David Simon, the creator of The Wire, said either in an interview or a special feature (I forget which) that The Wire is about the failure of reform. Reform is a kind of Insight. Identify something that is wrong or doesn’t work, improve it, implement the improvement, use the knowledge gained to identify other related areas of error or dysfunction, explore alternatives, experiment, select successful solutions, implement and so on. Science works this way. Politics doesn’t. It’s like Plunkitt of Tammany Hall says. Reforms administrations don’t last. He asks if any reader can even name a reform administration.

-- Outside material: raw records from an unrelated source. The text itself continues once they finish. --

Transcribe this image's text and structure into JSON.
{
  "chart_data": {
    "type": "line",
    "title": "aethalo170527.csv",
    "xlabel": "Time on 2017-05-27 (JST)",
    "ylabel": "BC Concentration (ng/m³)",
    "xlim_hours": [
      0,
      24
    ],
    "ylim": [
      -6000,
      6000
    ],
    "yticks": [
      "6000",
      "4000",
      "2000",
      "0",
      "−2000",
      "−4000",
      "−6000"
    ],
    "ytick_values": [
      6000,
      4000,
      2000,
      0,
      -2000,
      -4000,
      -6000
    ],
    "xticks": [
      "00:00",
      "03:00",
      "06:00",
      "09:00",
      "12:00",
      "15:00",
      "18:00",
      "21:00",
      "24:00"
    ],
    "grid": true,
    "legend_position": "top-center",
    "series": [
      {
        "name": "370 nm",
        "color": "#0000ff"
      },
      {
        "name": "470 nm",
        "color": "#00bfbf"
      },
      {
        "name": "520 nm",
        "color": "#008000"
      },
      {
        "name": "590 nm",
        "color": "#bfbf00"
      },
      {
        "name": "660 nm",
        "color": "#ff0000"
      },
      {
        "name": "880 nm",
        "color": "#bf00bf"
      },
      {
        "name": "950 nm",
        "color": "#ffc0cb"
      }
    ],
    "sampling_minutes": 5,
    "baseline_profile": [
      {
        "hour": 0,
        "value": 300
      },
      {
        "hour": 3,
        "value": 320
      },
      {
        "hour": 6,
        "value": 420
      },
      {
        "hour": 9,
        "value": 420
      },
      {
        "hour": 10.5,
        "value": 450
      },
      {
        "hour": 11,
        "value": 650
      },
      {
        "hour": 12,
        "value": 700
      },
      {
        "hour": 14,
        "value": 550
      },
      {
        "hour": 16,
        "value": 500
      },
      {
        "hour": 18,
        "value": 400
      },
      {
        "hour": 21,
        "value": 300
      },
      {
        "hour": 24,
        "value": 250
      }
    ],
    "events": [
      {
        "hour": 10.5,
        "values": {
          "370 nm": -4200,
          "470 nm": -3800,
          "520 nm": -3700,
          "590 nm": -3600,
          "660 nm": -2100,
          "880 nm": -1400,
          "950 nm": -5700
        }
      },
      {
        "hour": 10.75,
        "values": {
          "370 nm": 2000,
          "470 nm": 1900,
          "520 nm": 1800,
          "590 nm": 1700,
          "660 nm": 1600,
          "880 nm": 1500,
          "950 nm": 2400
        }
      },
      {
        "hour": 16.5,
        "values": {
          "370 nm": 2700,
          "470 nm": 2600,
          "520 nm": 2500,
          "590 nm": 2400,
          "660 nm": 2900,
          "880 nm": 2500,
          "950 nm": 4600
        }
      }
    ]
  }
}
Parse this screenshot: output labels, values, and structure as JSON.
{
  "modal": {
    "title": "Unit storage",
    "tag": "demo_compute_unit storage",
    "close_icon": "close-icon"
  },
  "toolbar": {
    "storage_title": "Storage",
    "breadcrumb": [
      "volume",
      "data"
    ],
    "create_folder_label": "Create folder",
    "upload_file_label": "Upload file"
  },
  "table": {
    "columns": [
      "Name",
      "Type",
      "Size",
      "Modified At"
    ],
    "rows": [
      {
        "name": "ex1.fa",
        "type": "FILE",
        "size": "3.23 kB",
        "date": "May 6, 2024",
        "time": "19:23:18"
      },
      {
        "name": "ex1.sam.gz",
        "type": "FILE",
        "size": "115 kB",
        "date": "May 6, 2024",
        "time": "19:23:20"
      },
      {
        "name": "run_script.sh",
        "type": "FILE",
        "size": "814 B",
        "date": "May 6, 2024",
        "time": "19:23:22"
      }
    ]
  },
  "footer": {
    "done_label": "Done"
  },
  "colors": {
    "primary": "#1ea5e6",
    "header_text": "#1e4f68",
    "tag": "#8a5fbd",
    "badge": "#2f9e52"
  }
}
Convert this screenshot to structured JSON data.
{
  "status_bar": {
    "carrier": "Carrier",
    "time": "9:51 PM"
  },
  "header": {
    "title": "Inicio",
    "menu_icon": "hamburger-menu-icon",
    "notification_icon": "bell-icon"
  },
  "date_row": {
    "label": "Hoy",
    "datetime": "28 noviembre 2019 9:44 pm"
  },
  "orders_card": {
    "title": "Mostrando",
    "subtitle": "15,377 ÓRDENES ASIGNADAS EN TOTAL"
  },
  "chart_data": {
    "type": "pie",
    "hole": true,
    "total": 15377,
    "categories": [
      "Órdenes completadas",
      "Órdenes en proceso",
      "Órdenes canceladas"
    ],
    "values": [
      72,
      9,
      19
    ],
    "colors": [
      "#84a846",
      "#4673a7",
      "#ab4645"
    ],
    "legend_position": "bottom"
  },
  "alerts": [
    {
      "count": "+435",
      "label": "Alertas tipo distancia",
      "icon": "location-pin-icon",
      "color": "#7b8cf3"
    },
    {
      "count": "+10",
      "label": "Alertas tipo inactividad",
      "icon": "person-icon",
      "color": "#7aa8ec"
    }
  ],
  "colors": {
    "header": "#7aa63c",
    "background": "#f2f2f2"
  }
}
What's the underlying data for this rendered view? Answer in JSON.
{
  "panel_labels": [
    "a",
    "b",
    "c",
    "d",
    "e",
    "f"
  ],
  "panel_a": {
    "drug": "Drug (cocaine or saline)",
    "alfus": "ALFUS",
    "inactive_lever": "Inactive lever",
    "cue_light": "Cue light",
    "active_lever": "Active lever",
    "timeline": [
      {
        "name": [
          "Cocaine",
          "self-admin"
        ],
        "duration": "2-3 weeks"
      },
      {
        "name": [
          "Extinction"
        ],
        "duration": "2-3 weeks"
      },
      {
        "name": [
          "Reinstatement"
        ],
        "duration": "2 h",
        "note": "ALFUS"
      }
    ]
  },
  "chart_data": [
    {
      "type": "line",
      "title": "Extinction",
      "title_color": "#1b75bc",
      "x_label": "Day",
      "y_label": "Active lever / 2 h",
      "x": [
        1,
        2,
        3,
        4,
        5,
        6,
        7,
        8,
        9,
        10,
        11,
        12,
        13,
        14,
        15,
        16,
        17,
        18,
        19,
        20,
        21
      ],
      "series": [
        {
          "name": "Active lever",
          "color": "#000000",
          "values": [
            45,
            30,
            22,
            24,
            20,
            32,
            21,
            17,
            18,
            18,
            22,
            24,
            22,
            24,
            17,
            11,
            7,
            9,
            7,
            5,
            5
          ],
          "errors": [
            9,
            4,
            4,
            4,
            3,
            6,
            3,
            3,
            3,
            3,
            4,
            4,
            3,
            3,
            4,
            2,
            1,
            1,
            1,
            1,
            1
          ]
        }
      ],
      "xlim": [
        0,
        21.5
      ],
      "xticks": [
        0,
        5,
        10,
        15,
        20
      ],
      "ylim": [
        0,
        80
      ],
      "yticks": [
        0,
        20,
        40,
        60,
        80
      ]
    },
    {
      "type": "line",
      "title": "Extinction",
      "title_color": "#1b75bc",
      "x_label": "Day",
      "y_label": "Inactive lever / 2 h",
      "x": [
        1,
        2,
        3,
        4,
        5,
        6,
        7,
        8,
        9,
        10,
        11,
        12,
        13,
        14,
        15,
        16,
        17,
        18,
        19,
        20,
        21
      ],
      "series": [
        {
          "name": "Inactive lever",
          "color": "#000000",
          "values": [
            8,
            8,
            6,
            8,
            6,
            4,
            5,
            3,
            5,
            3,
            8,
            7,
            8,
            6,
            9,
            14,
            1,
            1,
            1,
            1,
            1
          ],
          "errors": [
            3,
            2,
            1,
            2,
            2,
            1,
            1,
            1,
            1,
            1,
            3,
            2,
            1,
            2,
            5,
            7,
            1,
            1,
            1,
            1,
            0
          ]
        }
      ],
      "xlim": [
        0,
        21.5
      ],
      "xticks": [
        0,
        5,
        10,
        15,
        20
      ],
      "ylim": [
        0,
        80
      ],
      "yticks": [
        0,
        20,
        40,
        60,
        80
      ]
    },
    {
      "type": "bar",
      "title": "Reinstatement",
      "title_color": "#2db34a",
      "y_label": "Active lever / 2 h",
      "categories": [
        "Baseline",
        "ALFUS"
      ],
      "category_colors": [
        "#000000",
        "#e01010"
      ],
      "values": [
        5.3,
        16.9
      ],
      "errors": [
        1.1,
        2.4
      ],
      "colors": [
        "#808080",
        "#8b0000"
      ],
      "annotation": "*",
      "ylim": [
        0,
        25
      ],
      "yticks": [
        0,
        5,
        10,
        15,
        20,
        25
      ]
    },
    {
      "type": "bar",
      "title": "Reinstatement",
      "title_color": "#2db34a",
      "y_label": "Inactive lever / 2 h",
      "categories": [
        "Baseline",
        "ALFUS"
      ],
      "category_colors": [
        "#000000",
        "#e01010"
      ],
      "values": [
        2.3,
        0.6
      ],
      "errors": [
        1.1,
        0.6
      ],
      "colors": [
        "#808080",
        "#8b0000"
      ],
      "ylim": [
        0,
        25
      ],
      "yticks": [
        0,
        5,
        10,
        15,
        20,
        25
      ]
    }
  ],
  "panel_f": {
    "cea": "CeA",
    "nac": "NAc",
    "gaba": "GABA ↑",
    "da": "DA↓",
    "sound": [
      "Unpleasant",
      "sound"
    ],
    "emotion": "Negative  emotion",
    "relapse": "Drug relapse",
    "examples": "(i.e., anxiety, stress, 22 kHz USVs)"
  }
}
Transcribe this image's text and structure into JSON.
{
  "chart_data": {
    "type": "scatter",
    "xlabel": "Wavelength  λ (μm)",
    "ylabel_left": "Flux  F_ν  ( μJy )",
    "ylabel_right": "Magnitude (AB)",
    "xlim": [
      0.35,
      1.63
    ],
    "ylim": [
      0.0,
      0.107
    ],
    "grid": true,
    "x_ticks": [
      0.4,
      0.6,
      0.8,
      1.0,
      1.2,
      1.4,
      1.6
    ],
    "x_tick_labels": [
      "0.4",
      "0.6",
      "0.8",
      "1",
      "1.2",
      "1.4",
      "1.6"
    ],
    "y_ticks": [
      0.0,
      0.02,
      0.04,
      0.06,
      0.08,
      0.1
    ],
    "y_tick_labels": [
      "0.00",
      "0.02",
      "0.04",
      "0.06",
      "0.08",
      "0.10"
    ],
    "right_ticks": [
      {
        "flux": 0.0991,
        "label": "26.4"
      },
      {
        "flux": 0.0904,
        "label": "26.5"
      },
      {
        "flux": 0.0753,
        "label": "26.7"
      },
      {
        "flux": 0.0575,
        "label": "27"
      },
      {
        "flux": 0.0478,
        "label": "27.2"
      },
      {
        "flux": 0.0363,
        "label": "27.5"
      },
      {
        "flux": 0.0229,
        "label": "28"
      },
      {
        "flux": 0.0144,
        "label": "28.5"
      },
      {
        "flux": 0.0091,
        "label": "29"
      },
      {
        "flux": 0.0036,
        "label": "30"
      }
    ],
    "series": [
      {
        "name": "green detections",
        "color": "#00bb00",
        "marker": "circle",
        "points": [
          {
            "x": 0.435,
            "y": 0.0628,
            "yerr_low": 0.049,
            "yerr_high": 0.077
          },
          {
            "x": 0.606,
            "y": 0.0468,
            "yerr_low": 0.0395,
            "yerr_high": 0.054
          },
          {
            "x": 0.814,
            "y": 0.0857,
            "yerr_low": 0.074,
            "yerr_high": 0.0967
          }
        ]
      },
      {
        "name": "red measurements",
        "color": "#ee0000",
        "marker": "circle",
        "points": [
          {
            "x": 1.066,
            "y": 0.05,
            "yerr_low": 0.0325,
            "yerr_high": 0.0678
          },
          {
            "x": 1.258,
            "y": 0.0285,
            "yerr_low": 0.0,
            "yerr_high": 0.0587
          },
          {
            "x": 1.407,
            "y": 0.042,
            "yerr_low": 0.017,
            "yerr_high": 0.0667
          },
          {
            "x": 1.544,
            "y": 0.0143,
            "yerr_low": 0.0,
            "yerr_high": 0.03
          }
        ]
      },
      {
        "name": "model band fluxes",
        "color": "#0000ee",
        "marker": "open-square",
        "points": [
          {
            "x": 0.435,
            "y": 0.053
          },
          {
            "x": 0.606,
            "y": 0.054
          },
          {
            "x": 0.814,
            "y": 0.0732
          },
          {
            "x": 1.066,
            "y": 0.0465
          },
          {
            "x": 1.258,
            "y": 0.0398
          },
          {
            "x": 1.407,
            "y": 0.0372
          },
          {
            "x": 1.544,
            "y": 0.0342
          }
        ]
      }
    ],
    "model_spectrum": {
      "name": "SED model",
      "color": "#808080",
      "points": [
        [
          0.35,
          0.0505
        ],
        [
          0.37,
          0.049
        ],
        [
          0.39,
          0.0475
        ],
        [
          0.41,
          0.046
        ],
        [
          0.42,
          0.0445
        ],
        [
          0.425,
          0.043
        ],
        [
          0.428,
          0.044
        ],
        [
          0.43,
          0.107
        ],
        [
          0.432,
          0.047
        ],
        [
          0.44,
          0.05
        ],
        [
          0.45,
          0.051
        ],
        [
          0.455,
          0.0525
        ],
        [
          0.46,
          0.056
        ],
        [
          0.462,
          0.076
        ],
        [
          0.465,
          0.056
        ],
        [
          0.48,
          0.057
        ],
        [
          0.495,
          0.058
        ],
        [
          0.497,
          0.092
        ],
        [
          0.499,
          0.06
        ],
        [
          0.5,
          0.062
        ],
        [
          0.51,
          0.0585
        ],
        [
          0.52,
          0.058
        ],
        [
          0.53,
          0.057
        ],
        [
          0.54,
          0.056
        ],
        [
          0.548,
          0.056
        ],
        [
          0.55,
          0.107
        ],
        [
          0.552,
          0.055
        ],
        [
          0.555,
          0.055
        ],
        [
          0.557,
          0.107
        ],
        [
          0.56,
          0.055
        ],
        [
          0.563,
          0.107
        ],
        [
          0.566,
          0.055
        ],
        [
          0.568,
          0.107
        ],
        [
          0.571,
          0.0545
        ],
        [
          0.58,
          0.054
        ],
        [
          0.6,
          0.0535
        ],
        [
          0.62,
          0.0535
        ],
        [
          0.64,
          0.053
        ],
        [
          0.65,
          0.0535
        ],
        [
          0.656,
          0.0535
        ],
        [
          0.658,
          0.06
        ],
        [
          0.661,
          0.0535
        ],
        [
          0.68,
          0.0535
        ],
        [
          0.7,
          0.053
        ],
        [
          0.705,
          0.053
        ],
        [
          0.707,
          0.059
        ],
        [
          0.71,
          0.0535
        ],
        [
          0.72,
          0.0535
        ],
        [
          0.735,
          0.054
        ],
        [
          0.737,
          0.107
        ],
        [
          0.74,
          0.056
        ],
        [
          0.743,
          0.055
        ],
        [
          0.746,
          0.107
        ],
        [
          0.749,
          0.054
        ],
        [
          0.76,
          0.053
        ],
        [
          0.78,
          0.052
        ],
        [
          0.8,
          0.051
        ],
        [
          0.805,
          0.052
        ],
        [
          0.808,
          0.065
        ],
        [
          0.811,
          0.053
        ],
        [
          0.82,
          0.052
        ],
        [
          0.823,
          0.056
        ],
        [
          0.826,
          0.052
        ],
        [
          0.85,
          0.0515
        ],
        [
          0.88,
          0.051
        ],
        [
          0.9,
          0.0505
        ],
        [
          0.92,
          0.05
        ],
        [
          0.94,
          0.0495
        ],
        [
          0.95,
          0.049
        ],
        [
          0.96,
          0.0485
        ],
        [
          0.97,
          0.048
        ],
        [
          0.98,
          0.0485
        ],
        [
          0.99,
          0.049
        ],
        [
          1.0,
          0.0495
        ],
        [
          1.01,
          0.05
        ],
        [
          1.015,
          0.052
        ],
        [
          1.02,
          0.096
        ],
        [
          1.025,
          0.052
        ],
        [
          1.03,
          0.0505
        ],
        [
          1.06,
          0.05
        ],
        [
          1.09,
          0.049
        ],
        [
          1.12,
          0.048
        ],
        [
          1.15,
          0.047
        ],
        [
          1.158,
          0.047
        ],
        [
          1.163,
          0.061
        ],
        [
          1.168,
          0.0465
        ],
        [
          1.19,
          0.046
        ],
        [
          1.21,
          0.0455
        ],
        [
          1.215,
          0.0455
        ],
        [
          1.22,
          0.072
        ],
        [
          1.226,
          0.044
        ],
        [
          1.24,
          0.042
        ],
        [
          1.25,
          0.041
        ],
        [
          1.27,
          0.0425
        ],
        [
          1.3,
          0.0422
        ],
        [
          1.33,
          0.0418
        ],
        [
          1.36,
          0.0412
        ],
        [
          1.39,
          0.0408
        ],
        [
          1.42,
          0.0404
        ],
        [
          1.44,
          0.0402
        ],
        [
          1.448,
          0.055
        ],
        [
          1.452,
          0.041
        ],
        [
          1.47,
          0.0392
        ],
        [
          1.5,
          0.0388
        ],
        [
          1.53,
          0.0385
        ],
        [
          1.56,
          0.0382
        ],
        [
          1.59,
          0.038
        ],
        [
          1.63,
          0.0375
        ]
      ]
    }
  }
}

In the series, time and again reformers attempt to implement changes that are both practical and effective, only to be thwarted by the system. The failure of reform breeds corruption. Honest people lie and cheat to achieve noble ends. A retiring police officer decriminalizes drugs in a defined area of the city and improves the quality of life for everyone in the neighborhood. When his plan is revealed he’s attacked but is ultimately allowed to retire because the truth that decriminalization worked was so unpalatable. In retirement he teams up with an academic  who believes intervention with young people in the schools will break the cycle of corner drug dealing, addiction  and murder. Another ex-cop becomes a teacher hoping to make a difference in children’s lives. Both meet limited success until test time rolls around and all of their efforts have to be redirected towards passing No Child Left Behind tests. Education ceases because of a national failure to reform education. It does not matter what you do locally when the federal government mandates oversight. Money used for the academic study vanishes when the reform mayor discovers that the Board of Ed has lost 53 million dollars through corruption and incompetence. The reform mayor has promised the police money too, to investigate 25 murders. But the failure of the Board of Ed ripples out. He could go to the governor for the 53 million dollars but the governor is a political enemy and the mayor wants his seat. Corruption spreads. The cops investigating the 25 murders decide to invent a serial killer, thinking the media attention will force the governor to assign detectives to the case whom they can then redirect towards the other investigation. They falsify evidence and feed the story to a reporter, who turns out to be a liar who invents news stories. His editor is suspicious, but the publisher knows good copy when he sees it and overlooks the obvious. Oversight. Corruption. The failure of reform. 

Watching Downton Abbey with The Wire is kind of exciting. An inconsequential bon bon melting in a pot of boiling pitch. England may be napping, but somewhere in America a few people are paying attention and somehow there is money to be made. Never say good things don’t happen. Even in an atmosphere choked with oversight, insight exists.

I Repost Mr. Lonergan:

Insight/Oversight

From the Preface to Bernard Lonergan’s Insight

Thus, insight into insight brings to light the cumulative process of progress. For concrete situations give rise to insights which issue into policies and courses of action. Action transforms the existing situation to give rise to further insights, better policies, more effective courses of action. It follows that if insight occurs, it keeps recurring; and at each recurrence knowledge develops, action increases its scope, and situations improve.

Similarly, insight into oversight reveals the cumulative process of decline. For the flight from understanding blocks the insights that concrete situations demand. There follow unintelligent policies and inept courses of action. The situation deteriorates to demand still further insights and, as they are blocked, policies become more unintelligent and action more inept. What is worse, the deteriorating situation seems to provide the uncritical, biased mind with factual evidence in which the bias is claimed to be verified. So in ever increasing measure intelligence comes to be regarded as irrelevant to practical living. Human activity settles down to a decadent routine, and initiative becomes the privilege of violence.